Once the book hits its stride at the core is Hugh’s disenchantment with life. He has a job with the country’s leading law firm but he finds his existence to be meaningless. He is involved on the side of big business against defenceless individuals and this makes him hate himself. The way that he extricates himself from this impasse constitutes the genius of this mostly entertaining book. The plot thickens by increments until, with a snap, pressure is released for Hugh, who has a tendency to try to avoid conflict that serves him well (in some cases) and that gets in the way of his happiness (in others).

The author’s deployment of fictional characters drawn from popular culture is, however, like Hugh’s love of the Beatles, a bit tiresome. More thought on the author’s part might have relieved the reader of some stale analogies and repetitions of a single theme. As for high culture, Polonius wasn’t stabbed while he was in a cupboard. It’s not a major error but it sort of emblematises something about Beasley’s attitude to his literary referents. Close enough seems to be good enough.

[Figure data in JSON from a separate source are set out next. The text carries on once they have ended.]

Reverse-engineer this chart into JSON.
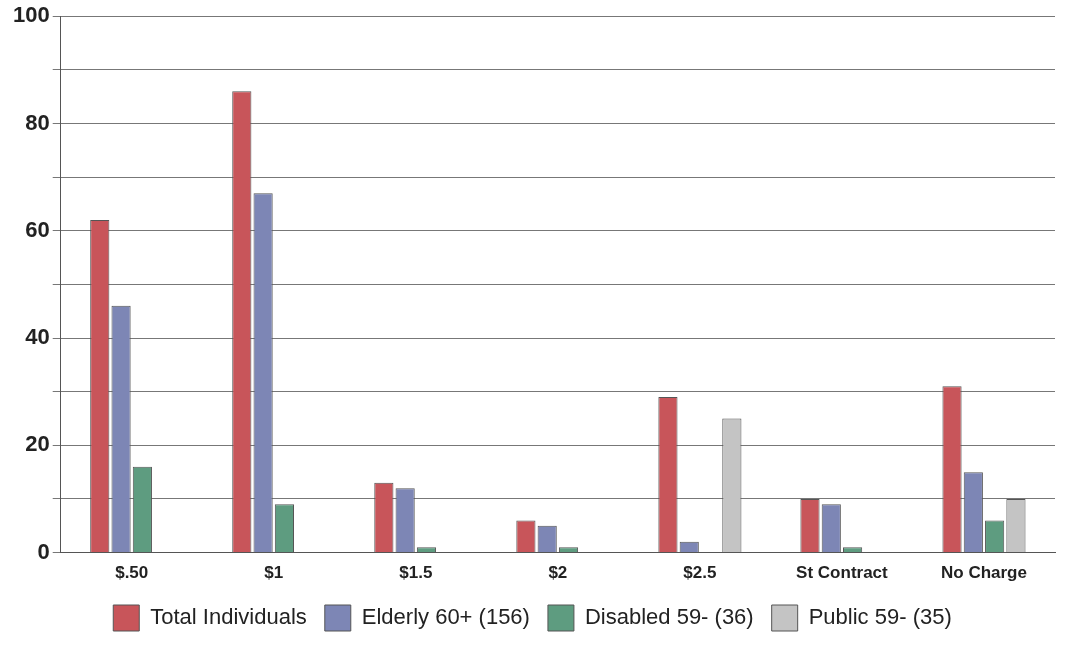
{
  "chart_data": {
    "type": "bar",
    "categories": [
      "$.50",
      "$1",
      "$1.5",
      "$2",
      "$2.5",
      "St Contract",
      "No Charge"
    ],
    "series": [
      {
        "name": "Total Individuals",
        "color": "#c8555a",
        "values": [
          62,
          86,
          13,
          6,
          29,
          10,
          31
        ]
      },
      {
        "name": "Elderly 60+ (156)",
        "color": "#7d86b5",
        "values": [
          46,
          67,
          12,
          5,
          2,
          9,
          15
        ]
      },
      {
        "name": "Disabled 59- (36)",
        "color": "#5e9c80",
        "values": [
          16,
          9,
          1,
          1,
          0,
          1,
          6
        ]
      },
      {
        "name": "Public 59- (35)",
        "color": "#c4c4c4",
        "values": [
          0,
          0,
          0,
          0,
          25,
          0,
          10
        ]
      }
    ],
    "ylim": [
      0,
      100
    ],
    "yticks": [
      0,
      {
        "value": 10,
        "label": null
      },
      20,
      {
        "value": 30,
        "label": null
      },
      40,
      {
        "value": 50,
        "label": null
      },
      60,
      {
        "value": 70,
        "label": null
      },
      80,
      {
        "value": 90,
        "label": null
      },
      100
    ],
    "grid": "y",
    "legend": "bottom"
  }
}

This is a strong Sydney book, drawing on notable locations for their particular significations and for the sort of colour that helps to give life to a work of fiction. The southern, low-rent part of the city is where the law firm Hugh worked for straight out of university is located. One day he meets with a witness on a boat on the harbour and is forced to change out of his suit and into a pair of too-large bathing trunks. There are topless women bathing and bubbling glasses of Krug. There is a scene at Royal Randwick Race Course that suggests Hugh’s taste for wagering is shared by Beasley. And Jim and Hugh meet for drinks on several occasions in one or another of Sydney’s trendy watering holes, places young people gravitate to after work every Friday night to wind down after a week spent in the office.

Then there is the concrete-and-glass tower in which Hugh’s firm has its offices, a building that is something like a panopticon, with rooms facing each of the cardinal points: east, north, west, and south.